The pixel shift is calculated from the phase correlation between the current frame and previous frame and finding the pixel shift that corresponds to the maximum, normalized correlation or phase correlation. The current frame can then be pixel shifted so that the location’s of the objects in the current frame matches the previous frame. The video below shows two examples of pixel shift correction in action: 1) real-time or frame-by-frame motion correction 2) normal camera operation and 3) motion correction with a fixed reference frame. The zoom level was constant for these three modes of operation.

The real-time motion correction was achieved by using an exponential average between the current and previous shift corrections. A 90% weight was assigned to the current frames pixel shift correction in the exponential average. Motion correction relative to a reference frame was achieved by accumulating pixel shifts. For example, moving the camera to the left should accumulate positive y shifts and moving the camera back to the original position should decrease the y shifts back to 0. Please note that horizontal motion corresponds with a y shift because it shifts the columns of the image.

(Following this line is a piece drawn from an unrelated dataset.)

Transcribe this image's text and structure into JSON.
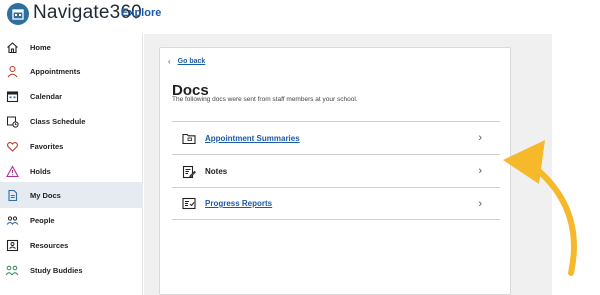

Calculating the Pixel Shift from Phase Correlation

The maximum normalized correlation between two arrays, i.e., A and B, can be found by converting the matrices into the Fourier domain. The two matrices can be converted into the Fourier domain using a Fast Fourier transform, or FFT. Correlation between these matrices can be computed in this domain by multiplying matrix A and the conjugation of matrix B. The phase correlation can be found by dividing this result by the absolute magnitude of the Fourier domain correlation matrix. Finally, the matrix is converted back to the regular domain with an inverse Fast Fourier transform, IFFT. Finally, a FFT shift operation is applied to the result. The location of maximum phase correlation in the pixel domain can be used to infer the optimal pixel shift between the two matrices.

a:
[[0 0 0 0]
[0 1 0 0]
[0 0 0 0]
[0 0 0 0]]
b:
[[0 0 0 0]
[0 0 0 0]
[0 0 0 0]
[0 0 1 0]]
phase shift of `a` relative to `b`
x shift: 2.0 y shift: 1.0

The optimal pixel between matrix A relative to B is shown in the code block above. The pixel shift was found when matrix A is shifted down 2 pixels and shift to the right 1 pixel. If matrix B is the current frame, of the video feed, and matrix A is the previous frame, the motion corrected image can be display by applying the pixel shift to matrix B.

Algorithm Details

A FFT shift operation is performed on after the phase correlation matrix is converted into the pixel domain with a IFFT. The FFT shift algorithm is used to adjust the phase correlation matrix so that the pixel shift can be interpreted with respect to the center of the image. The optimal pixel shift is found by subtracting the center coordinate of the image by the location of the maximum phase correlation.

Phase correlation matrix before (left) and after (right) the FFT shift operation

The FFT shift algorithm divides the phase correlation matrix into four quadrants: 0, 1, 2, 3. The quadrants are listed in clockwise order and quadrant 0 is the upper left quadrant. It then swaps the values of the following quadrant pairs: (0,3) (1,2). The image above (left) shows the phase correlation matrix, in the pixel domain, before the FFT shift algorithm. The maximum value is located at point (2,3) in quadrant 3. The image above (right) shows the phase correlation matrix after the FFT operation. Notice how quadrant 3 swapped with quadrant 1 and the maximum value change to point (0,1).

The video at the beginning of the article uses OpenCV to perform phase correlation and to find the optimal pixel shift. The library efficiently computes the phase correlation using C++. OpenCV’s implementation preprocesses the image with zeros before applying the phase correlation algorithm. It also uses 5x5 moving average window to improve the location estimate of the peak phase correlation.